The main action of the hit rock musical Evita may take place in Argentina in the wake of the Second World War, but the tale of the “rainbow high” political rise of figurehead Eva Peron is as timely as ever.
An ambitious “woman of the people”, Eva Duarte is a radio star who wins the heart of Argentinean colonel, Juan Peron, and sees him take office as President in 1946.
The musical interprets her life across more than a decade – beginning as a seemingly idealistic young “descamisado” before taking on a life of privilege and duplicity – professing support for "her people", but seeing very little tangible change for the lives of those in the lower class she left behind.
The role of Evita is as ambitious as the woman herself, and in this Amici Production, Heather Wilcock proves she’s more than up to the task. Her voice is spine tingling, and she is utterly convincing in both stage presence and conviction.
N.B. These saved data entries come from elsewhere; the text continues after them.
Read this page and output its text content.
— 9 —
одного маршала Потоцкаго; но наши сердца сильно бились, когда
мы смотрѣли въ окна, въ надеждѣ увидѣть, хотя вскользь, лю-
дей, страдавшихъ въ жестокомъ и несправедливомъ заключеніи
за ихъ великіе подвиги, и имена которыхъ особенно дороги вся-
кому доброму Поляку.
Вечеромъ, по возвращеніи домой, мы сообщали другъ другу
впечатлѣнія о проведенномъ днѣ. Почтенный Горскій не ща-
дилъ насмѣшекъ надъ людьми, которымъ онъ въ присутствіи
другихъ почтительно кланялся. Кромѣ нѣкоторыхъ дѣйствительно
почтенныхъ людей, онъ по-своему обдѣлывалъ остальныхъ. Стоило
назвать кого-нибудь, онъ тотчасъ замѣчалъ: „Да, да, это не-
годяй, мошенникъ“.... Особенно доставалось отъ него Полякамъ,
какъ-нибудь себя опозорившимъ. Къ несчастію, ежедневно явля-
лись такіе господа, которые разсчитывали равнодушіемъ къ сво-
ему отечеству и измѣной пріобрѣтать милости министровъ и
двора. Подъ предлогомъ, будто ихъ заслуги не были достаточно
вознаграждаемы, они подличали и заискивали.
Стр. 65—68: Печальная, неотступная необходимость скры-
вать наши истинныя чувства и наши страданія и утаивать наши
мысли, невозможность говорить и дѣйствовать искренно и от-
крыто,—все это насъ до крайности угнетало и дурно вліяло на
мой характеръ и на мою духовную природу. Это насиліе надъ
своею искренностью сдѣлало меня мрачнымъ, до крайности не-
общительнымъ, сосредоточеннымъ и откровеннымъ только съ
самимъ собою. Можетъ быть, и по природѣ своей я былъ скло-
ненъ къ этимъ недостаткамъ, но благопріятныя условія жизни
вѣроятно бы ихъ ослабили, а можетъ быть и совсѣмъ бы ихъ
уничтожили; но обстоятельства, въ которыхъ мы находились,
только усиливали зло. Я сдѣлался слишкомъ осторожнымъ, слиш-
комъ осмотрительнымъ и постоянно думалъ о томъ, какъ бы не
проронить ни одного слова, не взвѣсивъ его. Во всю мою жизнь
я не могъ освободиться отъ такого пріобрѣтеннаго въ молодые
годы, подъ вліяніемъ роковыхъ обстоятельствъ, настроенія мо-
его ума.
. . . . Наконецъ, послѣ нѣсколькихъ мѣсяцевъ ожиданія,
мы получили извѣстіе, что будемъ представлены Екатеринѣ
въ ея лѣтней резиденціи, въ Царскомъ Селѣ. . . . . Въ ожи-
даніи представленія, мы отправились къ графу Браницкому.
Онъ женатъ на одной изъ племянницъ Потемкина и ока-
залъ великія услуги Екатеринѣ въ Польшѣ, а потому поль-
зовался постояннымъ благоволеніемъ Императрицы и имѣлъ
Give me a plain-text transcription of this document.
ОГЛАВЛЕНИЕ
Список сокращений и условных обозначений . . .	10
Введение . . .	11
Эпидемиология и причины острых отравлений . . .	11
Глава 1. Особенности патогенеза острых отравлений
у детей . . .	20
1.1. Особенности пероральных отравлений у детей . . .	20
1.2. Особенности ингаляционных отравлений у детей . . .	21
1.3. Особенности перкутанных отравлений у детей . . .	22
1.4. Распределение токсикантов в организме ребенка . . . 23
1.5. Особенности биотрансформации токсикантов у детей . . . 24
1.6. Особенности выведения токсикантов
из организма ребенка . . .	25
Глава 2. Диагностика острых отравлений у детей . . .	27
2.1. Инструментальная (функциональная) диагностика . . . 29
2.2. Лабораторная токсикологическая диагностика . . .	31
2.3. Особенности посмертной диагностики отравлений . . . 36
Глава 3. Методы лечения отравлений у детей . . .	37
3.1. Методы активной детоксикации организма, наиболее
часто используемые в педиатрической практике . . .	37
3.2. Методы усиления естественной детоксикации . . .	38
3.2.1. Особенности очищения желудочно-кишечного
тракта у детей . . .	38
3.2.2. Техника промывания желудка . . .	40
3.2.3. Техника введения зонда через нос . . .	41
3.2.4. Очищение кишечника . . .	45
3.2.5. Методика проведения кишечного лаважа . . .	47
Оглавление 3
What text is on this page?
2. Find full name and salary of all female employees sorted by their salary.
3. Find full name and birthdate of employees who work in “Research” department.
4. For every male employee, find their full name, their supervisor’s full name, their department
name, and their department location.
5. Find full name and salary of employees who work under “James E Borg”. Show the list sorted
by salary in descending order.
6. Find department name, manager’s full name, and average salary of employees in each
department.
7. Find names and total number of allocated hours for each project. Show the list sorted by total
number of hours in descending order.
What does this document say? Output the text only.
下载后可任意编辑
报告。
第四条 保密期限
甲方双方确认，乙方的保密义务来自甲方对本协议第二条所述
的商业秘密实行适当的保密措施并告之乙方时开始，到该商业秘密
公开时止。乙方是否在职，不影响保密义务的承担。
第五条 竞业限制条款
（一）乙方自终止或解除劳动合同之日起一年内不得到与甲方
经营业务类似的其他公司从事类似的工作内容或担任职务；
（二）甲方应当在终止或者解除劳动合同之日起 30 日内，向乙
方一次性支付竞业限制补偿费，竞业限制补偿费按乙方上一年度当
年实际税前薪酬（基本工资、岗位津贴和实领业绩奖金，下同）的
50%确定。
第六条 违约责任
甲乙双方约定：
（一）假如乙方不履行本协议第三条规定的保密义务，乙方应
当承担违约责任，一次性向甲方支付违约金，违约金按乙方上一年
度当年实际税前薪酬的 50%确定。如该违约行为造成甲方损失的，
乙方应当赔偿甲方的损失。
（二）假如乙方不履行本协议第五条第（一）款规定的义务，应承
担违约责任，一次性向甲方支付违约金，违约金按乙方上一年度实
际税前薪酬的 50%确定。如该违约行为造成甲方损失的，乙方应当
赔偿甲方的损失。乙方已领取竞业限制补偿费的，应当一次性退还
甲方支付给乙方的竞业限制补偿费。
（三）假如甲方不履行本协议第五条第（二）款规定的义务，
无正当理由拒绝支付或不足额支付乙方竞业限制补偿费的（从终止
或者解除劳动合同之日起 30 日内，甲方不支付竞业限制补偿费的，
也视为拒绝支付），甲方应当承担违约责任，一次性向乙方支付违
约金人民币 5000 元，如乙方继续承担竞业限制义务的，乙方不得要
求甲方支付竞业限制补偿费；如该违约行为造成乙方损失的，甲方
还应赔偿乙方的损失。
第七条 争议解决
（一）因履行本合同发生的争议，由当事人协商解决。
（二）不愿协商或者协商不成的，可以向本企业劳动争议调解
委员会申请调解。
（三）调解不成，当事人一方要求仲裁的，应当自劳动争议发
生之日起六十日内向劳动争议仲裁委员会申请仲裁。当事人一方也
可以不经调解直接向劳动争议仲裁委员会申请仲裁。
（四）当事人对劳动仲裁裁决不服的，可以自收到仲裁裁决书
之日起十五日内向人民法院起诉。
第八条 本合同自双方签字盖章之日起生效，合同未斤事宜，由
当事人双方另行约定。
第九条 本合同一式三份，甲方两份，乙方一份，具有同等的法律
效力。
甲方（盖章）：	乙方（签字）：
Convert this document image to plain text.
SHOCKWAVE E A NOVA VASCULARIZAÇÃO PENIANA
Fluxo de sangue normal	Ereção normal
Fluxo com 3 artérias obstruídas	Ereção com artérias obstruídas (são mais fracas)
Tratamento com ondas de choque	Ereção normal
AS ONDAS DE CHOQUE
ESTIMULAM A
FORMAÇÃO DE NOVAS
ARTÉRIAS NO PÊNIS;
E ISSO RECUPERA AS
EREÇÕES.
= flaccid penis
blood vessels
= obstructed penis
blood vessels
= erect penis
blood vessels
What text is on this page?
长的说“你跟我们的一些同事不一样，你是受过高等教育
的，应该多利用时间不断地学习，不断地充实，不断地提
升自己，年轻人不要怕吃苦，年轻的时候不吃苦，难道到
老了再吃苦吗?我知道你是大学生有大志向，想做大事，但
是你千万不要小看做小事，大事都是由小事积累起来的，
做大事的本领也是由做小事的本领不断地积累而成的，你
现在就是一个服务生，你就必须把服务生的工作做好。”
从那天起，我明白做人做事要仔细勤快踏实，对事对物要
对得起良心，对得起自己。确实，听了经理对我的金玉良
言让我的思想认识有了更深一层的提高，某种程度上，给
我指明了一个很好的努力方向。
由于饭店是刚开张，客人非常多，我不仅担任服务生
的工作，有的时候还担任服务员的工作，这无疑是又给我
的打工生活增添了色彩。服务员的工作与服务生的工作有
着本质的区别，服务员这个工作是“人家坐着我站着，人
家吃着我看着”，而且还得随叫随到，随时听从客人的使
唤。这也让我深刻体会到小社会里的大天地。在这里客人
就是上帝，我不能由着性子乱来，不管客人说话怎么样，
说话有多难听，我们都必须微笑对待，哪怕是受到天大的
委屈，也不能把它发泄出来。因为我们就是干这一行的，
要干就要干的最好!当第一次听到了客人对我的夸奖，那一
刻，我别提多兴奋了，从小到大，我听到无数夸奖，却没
Her interpretation of the show’s most famous hit Don’t Cry For Me Argentina was more original and nuanced than any I’ve seen, and gave stunning context and depth to the lyrics, which so often are interpreted as a reference to Evita’s death and demise. In Wilcock’s interpretation we hear it as a living political melody.
Matthew Pike’s Che Guevara acts as the watchman on the wall, calling out Eva’s seeming lack of integrity and pleading with the audience to see through her Christian Dior-clad façade. Pike delivers compelling performances in the role, particularly in the second act’s And the Money Kept Rolling In.
Russell Dixon performs well as Juan Peron – the stoic but ultimately weak man at the helm of Argentina. His interpretation while somewhat bland, delivers powerful and satisfying vocals.
The familiar tale of the clash between the rich and poor, between the powerful and those at the bottom of the heap, plays out with an intensity and some admirable work by the strong core cast and chorus. The show’s score is arguably one of Andrew Lloyd Webber’s best – haunting melodies and unapologetic lyrics that explore layers of conflict that keep an audience engaged.
While the sound felt too quiet for a rock musical in the first act, and the timing and pacing in the earlier numbers was somewhat lagging, on the whole the show was well executed. An odd set choice saw a jarring use of a projector screen as a backdrop which while appropriate when used to add historical context and scale, felt odd when used like a PowerPoint slide to shoehorn in extra props. Some of the staging could have been more creative and less paint-by-numbers, but it was outweighed by originality in the performers’ interpretations of the demanding score. This was evident in a stunning vocal performance of Another Suitcase in Another Hall from Emily Hermon as Peron's mistress, which could have been better supported by stronger direction and staging.
At a time where politicians and figureheads appear on talk shows, have social media accounts, and are forever attempting to find appeal as “those of the people”, the historical account of Eva Peron’s battle against the upper class, while embracing their folly and privilege in her own life, is a sobering but relevant narrative. She professes to be Brand:Argentina, long before state visits by dignitaries included prescribed hashtags.
The show glides along with sultry dose of tango and political intrigue, making it well worth taking a theatrical trip to Buenos Aires for an evening – it will be surprisingly good for you.